As for the grab bag, we used the news paper, because Janet (Slut) and Brad (Asshole) got stuck in a storm and left their car, so they put newspaper over their heads to stay dry. Everyone in the audience copied them. The song they sang lasted long enough to disintegrate their newspapers, but mine was still dangling over my head. The next item we used was the noise maker; we did this after the welcome to Transylvania speech, from Dr. Frank-n-Furter. Next up was the toilet paper; we threw this in whatever direction we wanted to when Brad yells out “Great Scott!” That was the best moment of the whole show because suddenly all you see is toilet paper going in every direction, and it was completely legal! After that excitement in the air, everyone was sitting at the dinner table and being very quiet and awkward really. It was a family dinner that I would have lost my appetite for, considering Dr. Frank-n-Furter carved the over sized ham with a small chainsaw!
Nonetheless, we were finally able to throw our toast. We threw the toasted bread when they made a toast at a very unorthodox dinner party. Some people broke their slice in pieces and made an even better effect, not to mention a bigger mess. Then last but not least, we got to throw our playing cards because of Dr. Frank-n-Furter singing “cards for sorrow, cards for pain….” If I had caught on sooner, I would have thrown the cards in time with the music.

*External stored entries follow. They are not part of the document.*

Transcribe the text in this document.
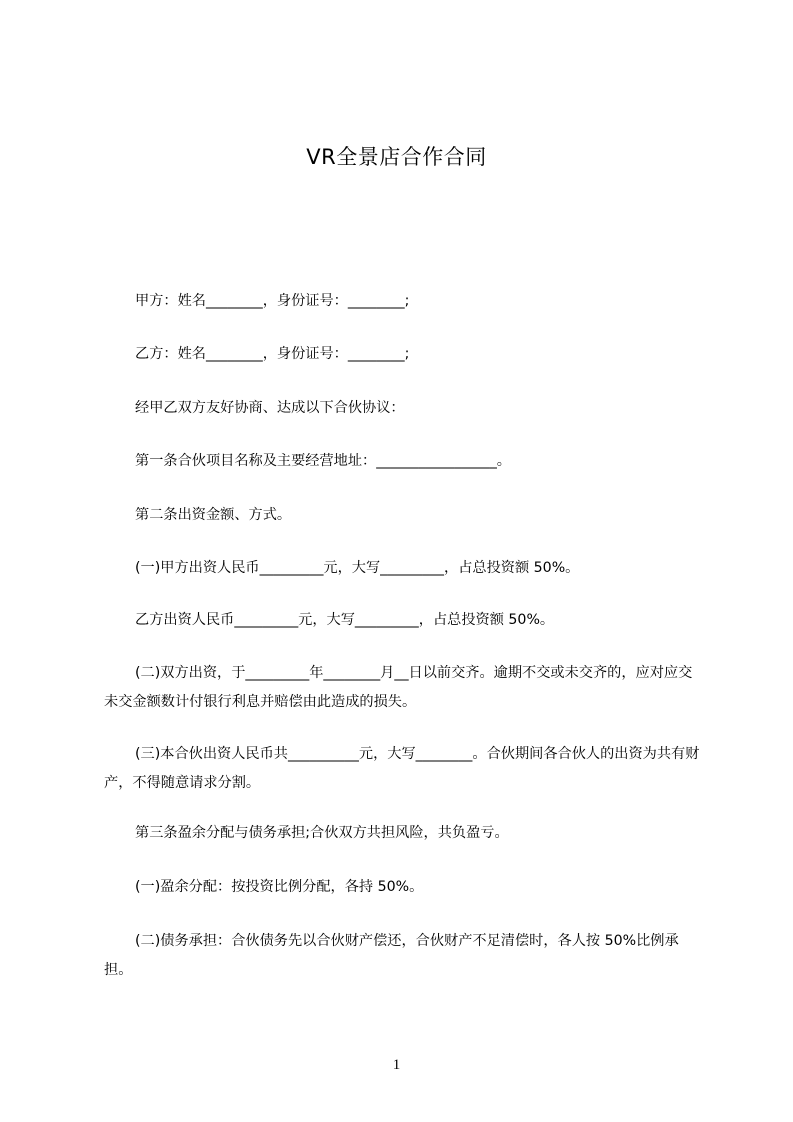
VR全景店合作合同
甲方：姓名________，身份证号：________;
乙方：姓名________，身份证号：________;
经甲乙双方友好协商、达成以下合伙协议：
第一条合伙项目名称及主要经营地址：_________________。
第二条出资金额、方式。
(一)甲方出资人民币_________元，大写_________，占总投资额 50%。
乙方出资人民币_________元，大写_________，占总投资额 50%。
(二)双方出资，于_________年________月__日以前交齐。逾期不交或未交齐的，应对应交未交金额数计付银行利息并赔偿由此造成的损失。
(三)本合伙出资人民币共__________元，大写________。合伙期间各合伙人的出资为共有财产，不得随意请求分割。
第三条盈余分配与债务承担;合伙双方共担风险，共负盈亏。
(一)盈余分配：按投资比例分配，各持 50%。
(二)债务承担：合伙债务先以合伙财产偿还，合伙财产不足清偿时，各人按 50%比例承担。
1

The show by itself is very poorly directed and was named the worst sci-fi musical in 1975 by all the critics. However, Fishnet Mafia has given a group of misfits, a place to just belong. The Fishnet Mafia is a Family and they have brought thousands of people together for over 38 years. They are truly the reason why Rocky Horror Picture Show is still a considered one of the Classics. That is how the Fishnet Mafia took me through a time warp and showed me the true Horrors of Rocky and I enjoyed every last second of it. For not knowing what to expect, they took me for a very exhilarating ride. Thank you Fishnet Mafia for bringing Rocky Horror Picture Show back to life.